Ad-Supported Municipal Wireless Networks

Townsend, A. (2006)

Ad-Supported Municipal Wireless Networks and the Future of Cities: Three Issues Missing From the Current Debate.

IFTF Future Now.

http://future.iftf.org/2006/04/adsupported_mun.html

Wireless infrastructure and governance models put in place today are likely to shape a whole generation’s worth of urban wireless networks. Therefore, this blog-post argues, it is important for cities to think ahead when building such infrastructure. According to the author there are three key areas that deserve particular attention (comments are specific to ad-supported business models):

(1) To guarantee citizens’ role as content providers cities should: -Require that wireless franchisees provide significant community access to wireless captive portal pages and splash pages.

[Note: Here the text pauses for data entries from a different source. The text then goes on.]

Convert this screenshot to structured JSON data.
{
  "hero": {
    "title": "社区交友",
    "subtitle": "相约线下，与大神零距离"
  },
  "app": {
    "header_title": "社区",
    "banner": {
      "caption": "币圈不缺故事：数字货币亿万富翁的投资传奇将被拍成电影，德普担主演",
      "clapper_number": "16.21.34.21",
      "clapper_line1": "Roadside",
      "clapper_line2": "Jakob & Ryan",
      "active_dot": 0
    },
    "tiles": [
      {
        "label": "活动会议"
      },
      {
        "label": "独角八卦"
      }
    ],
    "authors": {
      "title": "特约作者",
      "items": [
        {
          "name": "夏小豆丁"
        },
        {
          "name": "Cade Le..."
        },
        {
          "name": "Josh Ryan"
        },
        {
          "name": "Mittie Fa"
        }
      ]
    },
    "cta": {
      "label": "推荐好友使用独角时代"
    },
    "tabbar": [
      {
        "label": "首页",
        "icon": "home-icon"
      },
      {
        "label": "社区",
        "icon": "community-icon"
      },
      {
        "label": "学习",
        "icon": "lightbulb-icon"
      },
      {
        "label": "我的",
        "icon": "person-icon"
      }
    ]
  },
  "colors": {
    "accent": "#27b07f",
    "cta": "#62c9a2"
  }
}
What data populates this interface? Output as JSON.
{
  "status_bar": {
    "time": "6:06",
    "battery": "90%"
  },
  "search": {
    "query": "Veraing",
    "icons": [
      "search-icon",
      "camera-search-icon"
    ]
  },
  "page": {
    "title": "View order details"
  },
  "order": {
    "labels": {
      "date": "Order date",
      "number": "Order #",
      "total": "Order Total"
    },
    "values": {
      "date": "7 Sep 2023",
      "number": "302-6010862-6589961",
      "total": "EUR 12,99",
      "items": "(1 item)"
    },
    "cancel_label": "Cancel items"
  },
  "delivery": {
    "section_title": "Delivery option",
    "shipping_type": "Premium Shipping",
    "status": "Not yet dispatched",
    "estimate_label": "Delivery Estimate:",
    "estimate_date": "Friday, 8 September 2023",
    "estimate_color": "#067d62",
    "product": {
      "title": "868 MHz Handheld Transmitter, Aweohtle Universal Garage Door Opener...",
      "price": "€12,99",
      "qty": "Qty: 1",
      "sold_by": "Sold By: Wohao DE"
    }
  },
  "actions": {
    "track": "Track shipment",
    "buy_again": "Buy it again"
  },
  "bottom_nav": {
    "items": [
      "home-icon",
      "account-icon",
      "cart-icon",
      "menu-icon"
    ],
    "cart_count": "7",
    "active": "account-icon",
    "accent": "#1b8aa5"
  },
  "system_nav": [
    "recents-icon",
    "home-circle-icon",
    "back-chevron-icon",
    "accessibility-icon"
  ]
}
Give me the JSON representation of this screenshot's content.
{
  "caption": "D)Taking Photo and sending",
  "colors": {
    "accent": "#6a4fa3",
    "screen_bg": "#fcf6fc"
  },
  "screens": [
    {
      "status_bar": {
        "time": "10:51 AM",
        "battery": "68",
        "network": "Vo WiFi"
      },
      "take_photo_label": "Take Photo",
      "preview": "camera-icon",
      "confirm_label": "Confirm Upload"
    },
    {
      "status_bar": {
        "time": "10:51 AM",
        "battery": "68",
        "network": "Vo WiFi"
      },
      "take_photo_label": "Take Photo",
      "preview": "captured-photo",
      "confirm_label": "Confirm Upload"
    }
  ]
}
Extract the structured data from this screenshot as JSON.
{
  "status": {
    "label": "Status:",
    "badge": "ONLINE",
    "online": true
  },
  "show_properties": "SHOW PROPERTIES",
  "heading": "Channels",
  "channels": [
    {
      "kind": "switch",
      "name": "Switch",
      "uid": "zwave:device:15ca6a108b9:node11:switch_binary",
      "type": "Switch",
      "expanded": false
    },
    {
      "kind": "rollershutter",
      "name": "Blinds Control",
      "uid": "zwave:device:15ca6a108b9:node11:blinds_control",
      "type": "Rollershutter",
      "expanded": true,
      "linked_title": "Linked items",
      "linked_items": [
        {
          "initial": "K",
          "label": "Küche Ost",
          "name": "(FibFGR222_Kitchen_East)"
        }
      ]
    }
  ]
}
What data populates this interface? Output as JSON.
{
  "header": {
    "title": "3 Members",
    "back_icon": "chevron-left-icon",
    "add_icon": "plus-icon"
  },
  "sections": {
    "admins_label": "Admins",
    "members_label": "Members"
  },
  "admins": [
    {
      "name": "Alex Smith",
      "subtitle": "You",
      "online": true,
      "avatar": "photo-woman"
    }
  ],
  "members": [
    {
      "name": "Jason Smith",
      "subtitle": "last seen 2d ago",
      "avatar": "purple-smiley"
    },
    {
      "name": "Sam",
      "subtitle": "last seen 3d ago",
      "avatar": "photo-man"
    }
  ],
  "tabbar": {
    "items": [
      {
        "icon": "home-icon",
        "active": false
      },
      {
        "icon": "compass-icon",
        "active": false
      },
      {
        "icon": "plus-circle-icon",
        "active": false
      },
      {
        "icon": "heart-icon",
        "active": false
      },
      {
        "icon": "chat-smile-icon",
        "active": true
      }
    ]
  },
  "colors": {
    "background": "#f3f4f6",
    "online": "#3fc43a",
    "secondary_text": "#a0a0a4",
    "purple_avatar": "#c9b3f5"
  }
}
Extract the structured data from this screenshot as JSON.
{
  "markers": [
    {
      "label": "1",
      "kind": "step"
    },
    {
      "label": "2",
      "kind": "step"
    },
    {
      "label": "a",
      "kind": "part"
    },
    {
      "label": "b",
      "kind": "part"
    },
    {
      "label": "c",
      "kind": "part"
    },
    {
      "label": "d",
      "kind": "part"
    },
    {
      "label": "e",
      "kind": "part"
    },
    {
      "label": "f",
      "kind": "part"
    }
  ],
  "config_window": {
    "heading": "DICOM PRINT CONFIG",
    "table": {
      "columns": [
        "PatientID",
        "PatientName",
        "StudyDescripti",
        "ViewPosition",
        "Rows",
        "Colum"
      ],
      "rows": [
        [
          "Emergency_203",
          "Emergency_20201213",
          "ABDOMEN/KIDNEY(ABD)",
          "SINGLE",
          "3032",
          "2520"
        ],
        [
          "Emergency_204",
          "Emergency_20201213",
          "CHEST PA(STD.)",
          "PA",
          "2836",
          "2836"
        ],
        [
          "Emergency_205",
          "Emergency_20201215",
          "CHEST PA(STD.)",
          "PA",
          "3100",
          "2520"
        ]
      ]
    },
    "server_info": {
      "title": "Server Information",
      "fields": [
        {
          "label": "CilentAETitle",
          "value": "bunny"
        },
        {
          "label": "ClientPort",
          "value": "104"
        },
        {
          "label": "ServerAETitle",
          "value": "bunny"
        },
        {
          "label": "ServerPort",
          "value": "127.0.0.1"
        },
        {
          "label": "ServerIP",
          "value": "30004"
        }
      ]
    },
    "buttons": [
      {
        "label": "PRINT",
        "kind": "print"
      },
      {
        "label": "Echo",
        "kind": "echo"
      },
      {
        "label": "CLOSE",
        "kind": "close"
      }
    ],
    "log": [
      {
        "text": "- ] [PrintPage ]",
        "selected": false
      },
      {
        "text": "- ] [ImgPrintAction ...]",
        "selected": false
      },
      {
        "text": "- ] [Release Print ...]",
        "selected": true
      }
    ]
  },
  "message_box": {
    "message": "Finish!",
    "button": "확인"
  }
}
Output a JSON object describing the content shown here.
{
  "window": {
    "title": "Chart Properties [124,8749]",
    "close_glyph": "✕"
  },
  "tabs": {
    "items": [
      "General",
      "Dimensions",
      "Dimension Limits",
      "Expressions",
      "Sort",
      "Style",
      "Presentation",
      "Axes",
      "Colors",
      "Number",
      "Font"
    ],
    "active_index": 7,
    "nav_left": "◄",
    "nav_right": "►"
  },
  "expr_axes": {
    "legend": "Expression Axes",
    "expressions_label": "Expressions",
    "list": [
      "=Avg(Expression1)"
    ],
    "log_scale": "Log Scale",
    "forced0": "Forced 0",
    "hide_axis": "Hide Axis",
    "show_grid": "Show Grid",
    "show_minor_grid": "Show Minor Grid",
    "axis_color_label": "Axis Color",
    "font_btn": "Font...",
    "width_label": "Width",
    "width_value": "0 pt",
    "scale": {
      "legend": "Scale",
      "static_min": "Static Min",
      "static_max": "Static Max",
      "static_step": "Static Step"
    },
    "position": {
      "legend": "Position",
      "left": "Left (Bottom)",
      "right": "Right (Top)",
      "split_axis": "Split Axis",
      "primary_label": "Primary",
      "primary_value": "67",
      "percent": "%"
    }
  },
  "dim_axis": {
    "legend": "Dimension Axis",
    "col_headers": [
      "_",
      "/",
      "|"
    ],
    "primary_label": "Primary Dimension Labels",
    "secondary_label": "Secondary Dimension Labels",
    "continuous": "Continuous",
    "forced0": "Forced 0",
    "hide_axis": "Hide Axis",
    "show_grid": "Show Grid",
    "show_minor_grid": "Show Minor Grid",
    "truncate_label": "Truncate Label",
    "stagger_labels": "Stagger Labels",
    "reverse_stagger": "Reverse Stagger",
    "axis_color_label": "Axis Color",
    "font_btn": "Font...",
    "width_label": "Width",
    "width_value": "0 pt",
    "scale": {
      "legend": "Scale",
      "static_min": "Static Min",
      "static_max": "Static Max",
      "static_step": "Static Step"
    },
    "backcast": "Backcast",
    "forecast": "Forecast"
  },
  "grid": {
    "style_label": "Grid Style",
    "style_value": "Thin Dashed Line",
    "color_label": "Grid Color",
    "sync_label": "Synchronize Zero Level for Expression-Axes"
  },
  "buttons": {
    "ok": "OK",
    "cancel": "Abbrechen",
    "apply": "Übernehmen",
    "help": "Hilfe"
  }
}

Ownership, control and access to this resource can be organized in any number of ways – having local students document and chronicle local events and other open content authoring models. -Cities should demand access to any future advertising channel deployed on ad-supported municipal networks for public service announcement-type content.

(2) To find a balance for location privacy cities should: - Favor proposals that put the power of location determination and sharing of location data in the user’s hands - Emphasize the need for special precautions to protect location data for vulnerable populations such as teenagers - Provide a mechanism for receiving and investigating claims of abuse and excessive invasions of privacy

(3) To enable the Internet of Things cities should: -Require franchisees to devote some minimal network resources to networked objects for experimental purposes. The bandwidth requirements would not be excessive, but constant connectivity without complex connection obstacles are needed to encourage bottom-up innovation. -Separate the issue of VoIP handsets from the Internet of things. In the short-term, Voice over IP handsets will be the main form of browser-less device accessing municipal networks. However, VoIP telephony needs to be treated separately from access for networked objects, which are an experimental use not a commercial one.